The impasse between state institutions and some media groups was aggravated due to the non-implementation of libel and defamation laws and higher judiciary’s benevolent attitude towards the press. In the absence of legal recourse and an established code of conduct within the media organisations, there was hardly any independent platform where any aggrieved party could turn for a fair hearing and dispute resolution. The regulator proved too weak and politically influenced to carry out this task. 
Yet the Pakistani media operates in a freer atmosphere compared to past decades. Yes, there are problems, obstacles and even setbacks, but the media has expanded its boundaries. Many subjects, once taboo, are now openly discussed and debated. There are hardly any holy cows left; be it the government or state institutions, all are under the microscope.
There are, however, cultural and religious sensitivities that have to be taken into account. Pakistani journalists operate in an altogether different world compared to their counterparts say in the Western Europe or the United States. Several social and religious issues, while kosher in the West, are either discussed in a hushed manner in Pakistan, or seen from a different perspective because of the country’s religious moorings and its semi-tribal and semi-feudal roots.   

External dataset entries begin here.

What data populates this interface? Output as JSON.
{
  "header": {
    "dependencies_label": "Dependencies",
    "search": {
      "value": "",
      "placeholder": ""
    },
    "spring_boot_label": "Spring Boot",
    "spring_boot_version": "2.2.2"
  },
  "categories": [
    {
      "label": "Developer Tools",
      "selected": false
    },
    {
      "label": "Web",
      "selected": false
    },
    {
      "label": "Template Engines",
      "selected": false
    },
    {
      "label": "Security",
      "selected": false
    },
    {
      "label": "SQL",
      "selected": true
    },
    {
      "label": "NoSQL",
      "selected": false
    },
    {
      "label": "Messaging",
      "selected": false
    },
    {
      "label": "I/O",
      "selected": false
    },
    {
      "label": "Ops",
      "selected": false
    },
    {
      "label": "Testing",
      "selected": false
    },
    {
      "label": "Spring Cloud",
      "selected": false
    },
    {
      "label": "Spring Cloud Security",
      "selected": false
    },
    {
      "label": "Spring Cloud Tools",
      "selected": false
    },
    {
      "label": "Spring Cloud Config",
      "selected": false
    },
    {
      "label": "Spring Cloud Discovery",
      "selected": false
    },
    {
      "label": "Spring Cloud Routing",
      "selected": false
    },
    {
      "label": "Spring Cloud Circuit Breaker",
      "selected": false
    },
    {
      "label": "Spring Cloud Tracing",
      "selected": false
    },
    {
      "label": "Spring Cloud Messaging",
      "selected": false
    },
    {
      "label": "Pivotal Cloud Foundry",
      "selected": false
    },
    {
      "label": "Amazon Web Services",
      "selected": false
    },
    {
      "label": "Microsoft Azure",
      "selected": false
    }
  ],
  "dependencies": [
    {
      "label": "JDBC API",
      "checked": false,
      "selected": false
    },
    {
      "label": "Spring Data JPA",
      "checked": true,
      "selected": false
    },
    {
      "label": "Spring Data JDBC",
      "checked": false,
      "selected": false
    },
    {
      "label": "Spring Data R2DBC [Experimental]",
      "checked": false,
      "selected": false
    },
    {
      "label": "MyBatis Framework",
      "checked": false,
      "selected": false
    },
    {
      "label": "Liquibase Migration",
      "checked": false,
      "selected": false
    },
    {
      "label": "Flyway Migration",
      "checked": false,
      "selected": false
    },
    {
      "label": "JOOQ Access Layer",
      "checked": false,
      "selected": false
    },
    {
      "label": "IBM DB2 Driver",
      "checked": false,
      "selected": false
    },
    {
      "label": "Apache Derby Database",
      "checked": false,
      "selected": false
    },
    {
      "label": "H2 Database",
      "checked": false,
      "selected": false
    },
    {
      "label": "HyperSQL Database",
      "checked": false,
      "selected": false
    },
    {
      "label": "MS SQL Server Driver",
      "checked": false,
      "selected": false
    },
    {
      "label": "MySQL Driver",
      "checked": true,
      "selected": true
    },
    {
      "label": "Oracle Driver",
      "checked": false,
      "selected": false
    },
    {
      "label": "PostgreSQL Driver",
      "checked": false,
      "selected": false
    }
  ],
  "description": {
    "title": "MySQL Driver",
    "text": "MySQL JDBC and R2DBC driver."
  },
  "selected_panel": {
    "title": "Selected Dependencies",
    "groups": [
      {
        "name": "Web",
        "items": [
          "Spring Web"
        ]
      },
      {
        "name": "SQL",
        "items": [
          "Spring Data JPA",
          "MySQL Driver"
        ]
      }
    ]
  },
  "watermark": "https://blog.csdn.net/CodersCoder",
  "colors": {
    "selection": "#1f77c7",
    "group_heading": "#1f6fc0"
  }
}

As Pakistan remains engaged in its longest internal war against terrorism, since 2001-02, and has hostile eastern and western frontiers, there are conflict areas where the media faces obstacles in reporting. Any state, faced by such internal and external threats, takes measures which are not a norm in times of peace.
However, with the passage of time, Pakistani press has expanded its boundaries. Its record compared to the other regional countries also stands out.
The Pakistani press is less jingoistic, more diverse and aggressive in questioning those in power compared to its counterparts in India -- touted as the world’s largest democracy. Pakistanis should be proud that while the Indian media overwhelmingly promotes the government and the state narrative without questioning, the Pakistani media does the complete opposite.
Similarly, if the condition of press freedom in Pakistan is compared to its two western neighbours – Iran and Afghanistan – and the one in the north, our great friend China, we stand head and shoulder above them all.
Out of more than 50 Muslim countries, including democracies such as Turkey, Bangladesh and Egypt, there is more freedom of expression in Pakistan. Its scorecard is also better than the Far Eastern countries such as Malaysia and Indonesia as well as secular countries like Singapore and South Korea.
Pakistani press is indeed on the march. Yet, the press has a long way to go. While expanding boundaries of freedom is an endless business, the media should also review itself critically and overcome short-comings and unprofessionalism in its ranks. Only an objective, fair, balanced and factual media will be able to keep expanding its boundaries.